Residents of flood-ravaged neighborhoods at Mount Charleston are still dealing with things like no water service, mud and rock slides, off-road driving, slow traffic and even heavy fog in the wake of heavy rain storms nearly two weeks ago.

“My street became a wash,” resident Brenda Talley said of Echo Road, just north of Kyle Canyon Road, the main avenue to the Mount Charleston community, when flood waters reached three feet from the Aug. 21 storms that wrought widespread damage to roads, buildings and homes.

After heavy rains hit the valley Friday and Saturday, residents on the mountain say the rains the last couple days weren’t as bad as they were last month.

But it’s still bad, even after the rains have subsided, when Talley drives up Kyle Canyon Road, where in one part so much of the pavement was washed out she could not see the yellow road marking and had to veer onto the shoulder to keep going forward, Talley said.

The Las Vegas Valley Water District also imposed a boil water order for Old Town and the 300 block of Echo Road until water service is restored, according to a statement Saturday. The district expects to install a permanent replacement pipeline in Echo Road next week.

Echo and Cathedral Rock were under boil water orders earlier in the week, but those orders were lifted Saturday after the water district flushed the area’s service lines, according to the district.

The worst thing for Donald and Jeannie Ham is having no water service for almost two weeks now, after strong flows of storm runoff damaged the lines and repair work will take about two more months.

Fortunately, they can go to their son’s home in Las Vegas to take showers, wash their clothes and fill up water containers and use some of it to pour into the toilet for flushing.

“It’s not ideal,” Jeannie Ham said.

“But at least we get to see our granddaughter,” said Donald Ham, a former editor for the Review-Journal.

‘A real problem’

To keep unnecessary traffic off the mountain roads, residents have also been issued special tags to place on the rear-view mirrors of their cars. Those without them are denied entry, Talley said.

The debris on the mountain roads from rock and mud slides is so bad that a friend said she was scraping the bottom of her car, and the other day it was so foggy “I could hardly see the truck going in front of me,” she said.

Less than a mile south from Talley, Donald and Jeannie Ham live a house in the Old Town neighborhood between the Mount Charleston Library and the Earl B. Lundy Elementary School.

They also have resident passes to go to and from their home, but sometimes there’s only one lane open on Kyle Canyon Road amid the plethora of dump trucks, backhoes and other vehicles.

“The workers up here, they are doing a really good job,” Donald Ham said.

The flooding also nearly destroyed the elementary school nearby, eroding the ground underneath and washing away the parking lot.
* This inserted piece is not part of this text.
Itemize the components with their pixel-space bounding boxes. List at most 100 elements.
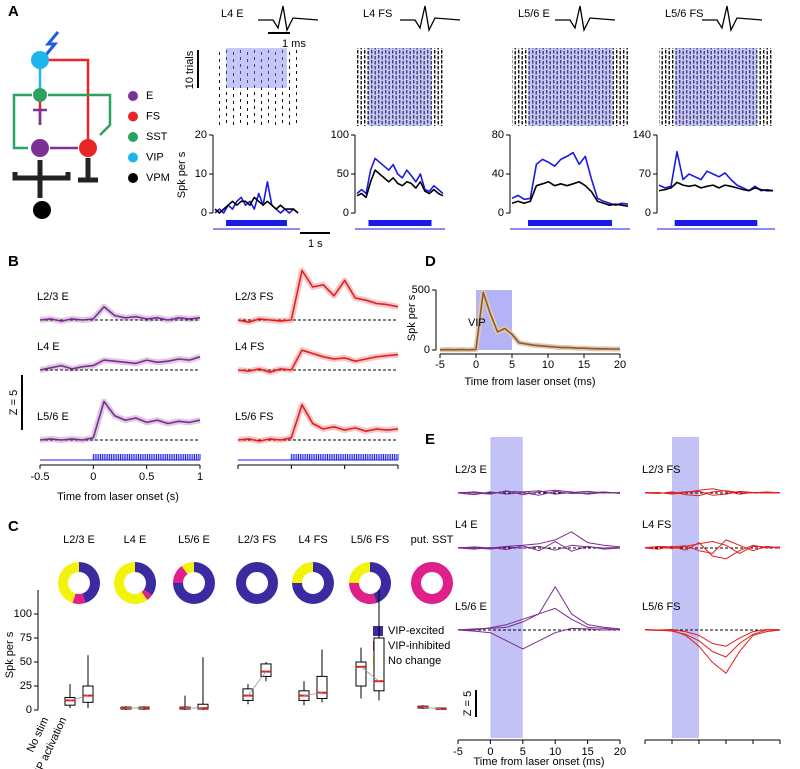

The pupils might have to be bused all the way to a school in Indian Springs up north on U.S. 95, Donald Ham said.

As for their home, only some mud made it into their garage, he said.

But the U.S. Forest Service has prohibited hiking on the area’s popular trails — also flood-damaged — for the next two years, Jeannie Ham said.

“I can’t take a walk in the forest anymore,” she said. “That’s a real problem for me.”